DATA SOURCES.—: The sources for this review include the fifth edition of the World Health Organization Classification of Tumours of the Central Nervous System, primary literature on intraoperative diagnosis and newly described tumor entities, and the authors' clinical experience.

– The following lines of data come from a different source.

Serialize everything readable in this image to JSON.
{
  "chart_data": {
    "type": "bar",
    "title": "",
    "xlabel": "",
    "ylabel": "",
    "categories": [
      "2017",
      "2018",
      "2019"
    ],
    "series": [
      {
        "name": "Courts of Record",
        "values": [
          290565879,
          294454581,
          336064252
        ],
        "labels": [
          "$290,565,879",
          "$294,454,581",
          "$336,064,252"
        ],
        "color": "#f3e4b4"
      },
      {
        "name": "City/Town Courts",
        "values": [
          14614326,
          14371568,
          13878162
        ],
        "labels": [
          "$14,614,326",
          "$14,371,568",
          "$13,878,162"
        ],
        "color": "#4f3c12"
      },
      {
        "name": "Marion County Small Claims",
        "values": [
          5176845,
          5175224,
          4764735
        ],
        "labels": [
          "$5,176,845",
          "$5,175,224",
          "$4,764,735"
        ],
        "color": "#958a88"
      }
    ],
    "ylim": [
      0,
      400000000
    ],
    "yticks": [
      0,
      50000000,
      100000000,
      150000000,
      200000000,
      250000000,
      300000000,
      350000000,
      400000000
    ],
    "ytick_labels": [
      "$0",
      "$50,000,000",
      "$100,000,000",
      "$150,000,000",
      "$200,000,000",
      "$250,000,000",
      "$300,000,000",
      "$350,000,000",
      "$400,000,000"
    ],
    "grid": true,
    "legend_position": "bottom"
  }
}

CONCLUSIONS.—: A significant majority of neuropathologic diagnoses require ancillary testing, including molecular analysis, for appropriate classification. Therefore, the primary goal for any neurosurgical intraoperative diagnosis is the identification of diagnostic tissue and the preservation of the appropriate tissue for molecular testing. The intraoperative pathologist should seek to place a tumor in the most accurate diagnostic category possible, but specific diagnosis at the time of an intraoperative diagnosis is often not possible. Many entities have seen adjustments to grading criteria, including the incorporation of molecular features into grading. Awareness of these changes can help to avoid overgrading or undergrading at the time of intraoperative evaluation.

摘要

背景

尽管在过去的一个世纪中,外科神经病理学中的术中诊断基本原则没有改变,但在过去几十年中,肿瘤分类、术语、分子分类以及术中诊断使用的方式都发生了巨大变化。由于许多神经病理术中诊断由普通外科病理学家进行,因此了解这些最新变化对于最准确的术中诊断非常重要。

目的

描述术中外科神经病理学实践中的最新变化,重点介绍新实体、肿瘤分类和预期的辅助检测,包括分子检测。

资料来源

本综述的资料来源包括第五版世界卫生组织中枢神经系统肿瘤分类、术中诊断和新描述的肿瘤实体的主要文献以及作者的临床经验。

结论

绝大多数神经病理诊断需要辅助检测,包括分子分析,以进行适当的分类。因此,任何神经外科术中诊断的主要目标都是识别诊断性组织并保留适当的组织进行分子检测。术中病理学家应努力将肿瘤归入最准确的诊断类别,但术中诊断时通常无法进行特定诊断。许多实体的分级标准都进行了调整,包括将分子特征纳入分级。了解这些变化有助于避免在术中评估时过度分级或分级不足。